Figure 5. Epigenetic regulation of Nanog and Oct4 in De-Os-rMSCs.

(A-D) Total RNA were extracted from rMSCs and De-Os-rMSCs. The relative expression levels of Oct4, Nanog, Sox2 and Dnmt1 were checked by qRT-PCR. β-actin was used as an internal control. The data are expressed as mean ± SD (n = 3). *p < 0.05. (E-F) DNA methylation status of Oct4 and Nanog promoters in rMSCs and De-Os-rMSCs using sodium bisulfite sequencing.

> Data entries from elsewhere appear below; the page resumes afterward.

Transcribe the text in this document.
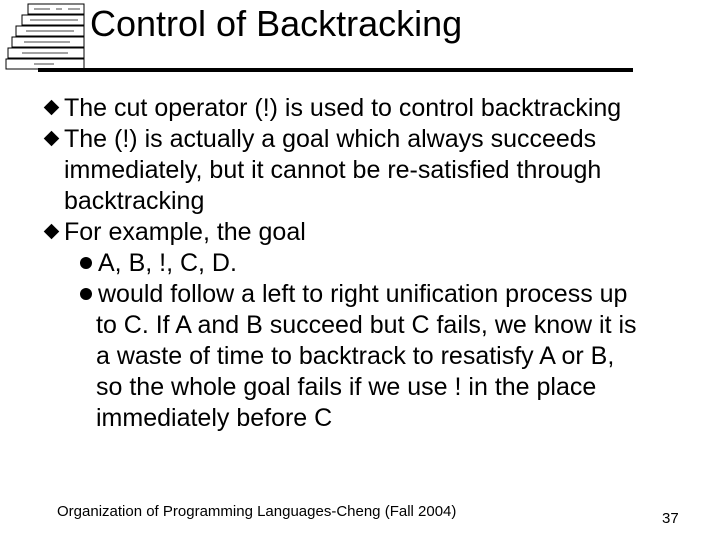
Control of Backtracking
The cut operator (!) is used to control backtracking
The (!) is actually a goal which always succeeds
immediately, but it cannot be re-satisfied through
backtracking
For example, the goal
A, B, !, C, D.
would follow a left to right unification process up
to C. If A and B succeed but C fails, we know it is
a waste of time to backtrack to resatisfy A or B,
so the whole goal fails if we use ! in the place
immediately before C
Organization of Programming Languages-Cheng (Fall 2004)	37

The top panel indicates the CpG dinucleotide position of the Oct4 and Nanog promoter regions and the numbers show positions of CpGs relative to the translation start site. Each PCR product was subcloned and subjected to nucleotide sequencing analysis. Nine representative sequenced clones were depicted by filled (methylated) and open (unmethylated) circles for each CpG site. (G-L) Chromatin configurations in De-Os-rMSCs compared to rMSCs. (G) Differentially expressed histone modifying enzymes in De-Os-MSCs and MSCs examined by focused PCR array. (H) QRT-PCR analysis confirmed the differentially expressed histone modifying enzymes as identified in (G). (I) Western blot analysis showing the expression of H3K4me3 and H3K4me2 were increased in De-Os-MSCs compared to MSCs. The data showing here are two independent experiments. (J-L) Increased occupany of H3K4me3 and H4ac on Oct4 (primer1 and primer 2 as detailed in Supplementary Table 2) and Nanog promoters. The histone modifications of Oct4 (J&K) and Nanog (L) promoters were analyzed by CHIP-PCR assay. CHIP was done using anti-H3K4me3, anit-H3K27 and anti-H4ac monoclonal antibodies, and PCR was performed with primers listed in supplementary table. Normal rabbit IgG was used as a negative control. Values are expressed as mean ± SD of three independent experiments. *p < 0.05.